Um sistema informatizado de Identificação Criminal foi implantado pela Polícia Civil do Paraná (PCPR) na Central de Flagrantes, em Curitiba, nesta segunda-feira (16). A unidade é a primeira a operar a ferramenta, que permite confirmar em segundos a identidade de cerca de 90% dos suspeitos conduzidos à delegacia, sem precisar que uma perícia seja realizada.

Com o nome e o registro geral informado pelo suspeito assim que ele chega na delegacia, o policial civil terá condição de confirmar rapidamente a identidade civil do cidadão.

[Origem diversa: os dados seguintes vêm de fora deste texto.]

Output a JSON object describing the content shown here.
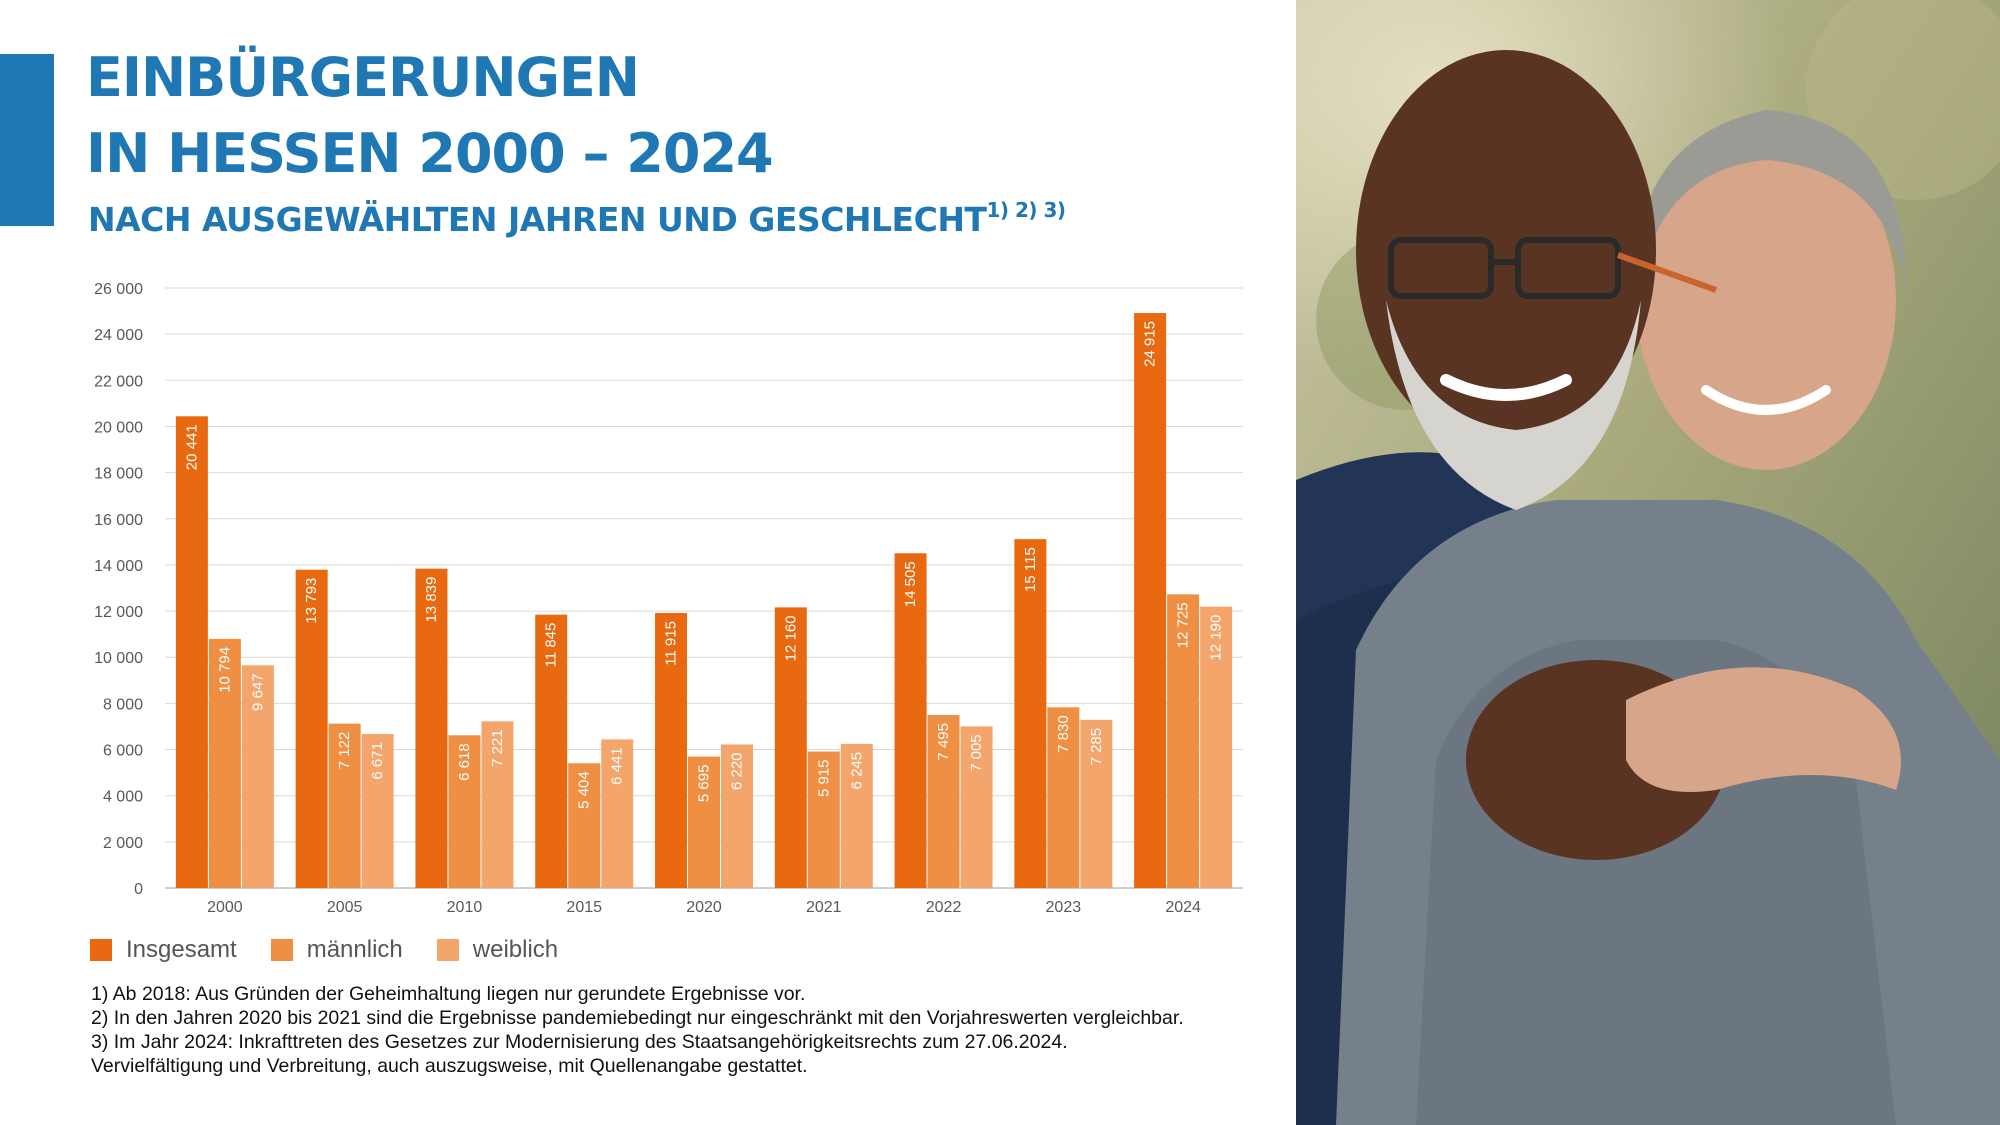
{
  "header": {
    "title_line1": "EINBÜRGERUNGEN",
    "title_line2": "IN HESSEN 2000 – 2024",
    "subtitle": "NACH AUSGEWÄHLTEN JAHREN UND GESCHLECHT",
    "subtitle_notes": "1) 2) 3)"
  },
  "chart_data": {
    "type": "bar",
    "categories": [
      "2000",
      "2005",
      "2010",
      "2015",
      "2020",
      "2021",
      "2022",
      "2023",
      "2024"
    ],
    "series": [
      {
        "name": "Insgesamt",
        "color": "#e8690f",
        "values": [
          20441,
          13793,
          13839,
          11845,
          11915,
          12160,
          14505,
          15115,
          24915
        ],
        "labels": [
          "20 441",
          "13 793",
          "13 839",
          "11 845",
          "11 915",
          "12 160",
          "14 505",
          "15 115",
          "24 915"
        ]
      },
      {
        "name": "männlich",
        "color": "#ee8f43",
        "values": [
          10794,
          7122,
          6618,
          5404,
          5695,
          5915,
          7495,
          7830,
          12725
        ],
        "labels": [
          "10 794",
          "7 122",
          "6 618",
          "5 404",
          "5 695",
          "5 915",
          "7 495",
          "7 830",
          "12 725"
        ]
      },
      {
        "name": "weiblich",
        "color": "#f4a56c",
        "values": [
          9647,
          6671,
          7221,
          6441,
          6220,
          6245,
          7005,
          7285,
          12190
        ],
        "labels": [
          "9 647",
          "6 671",
          "7 221",
          "6 441",
          "6 220",
          "6 245",
          "7 005",
          "7 285",
          "12 190"
        ]
      }
    ],
    "ylim": [
      0,
      26000
    ],
    "yticks": [
      0,
      2000,
      4000,
      6000,
      8000,
      10000,
      12000,
      14000,
      16000,
      18000,
      20000,
      22000,
      24000,
      26000
    ],
    "ytick_labels": [
      "0",
      "2 000",
      "4 000",
      "6 000",
      "8 000",
      "10 000",
      "12 000",
      "14 000",
      "16 000",
      "18 000",
      "20 000",
      "22 000",
      "24 000",
      "26 000"
    ],
    "grid": true,
    "legend_position": "bottom-left"
  },
  "legend": {
    "items": [
      {
        "label": "Insgesamt",
        "color": "#e8690f"
      },
      {
        "label": "männlich",
        "color": "#ee8f43"
      },
      {
        "label": "weiblich",
        "color": "#f4a56c"
      }
    ]
  },
  "footnotes": {
    "note1": "1) Ab 2018: Aus Gründen der Geheimhaltung liegen nur gerundete Ergebnisse vor.",
    "note2": "2) In den Jahren 2020 bis 2021 sind die Ergebnisse pandemiebedingt nur eingeschränkt mit den Vorjahreswerten vergleichbar.",
    "note3": "3) Im Jahr 2024: Inkrafttreten des Gesetzes zur Modernisierung des Staatsangehörigkeitsrechts zum 27.06.2024.",
    "note4": "Vervielfältigung und Verbreitung, auch auszugsweise, mit Quellenangabe gestattet."
  },
  "colors": {
    "brand_blue": "#1f78b4",
    "grid": "#d9d9d9",
    "axis_text": "#595959"
  }
}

O servidor irá coletar a digital do dedo polegar no leitor biométrico, tirar uma foto com a webcam e fazer a busca no sistema com essas informações.

Sistema de identificação digital funciona agora na Central de Flagrantes de Curitiba – Foto PCPR

O delegado Marcus Michelotto afirma que 100% dos presos no Paraná são identificados, mas o sistema irá dar celeridade ao processo. “O Instituto de Identificação já faz essa coleta de identificação dos presos manualmente, demandando uma pesquisa. Agora com o sistema que chamamos de um para um, que é a identificação automática, nós conseguimos fazer a identificação imediatamente”, diz.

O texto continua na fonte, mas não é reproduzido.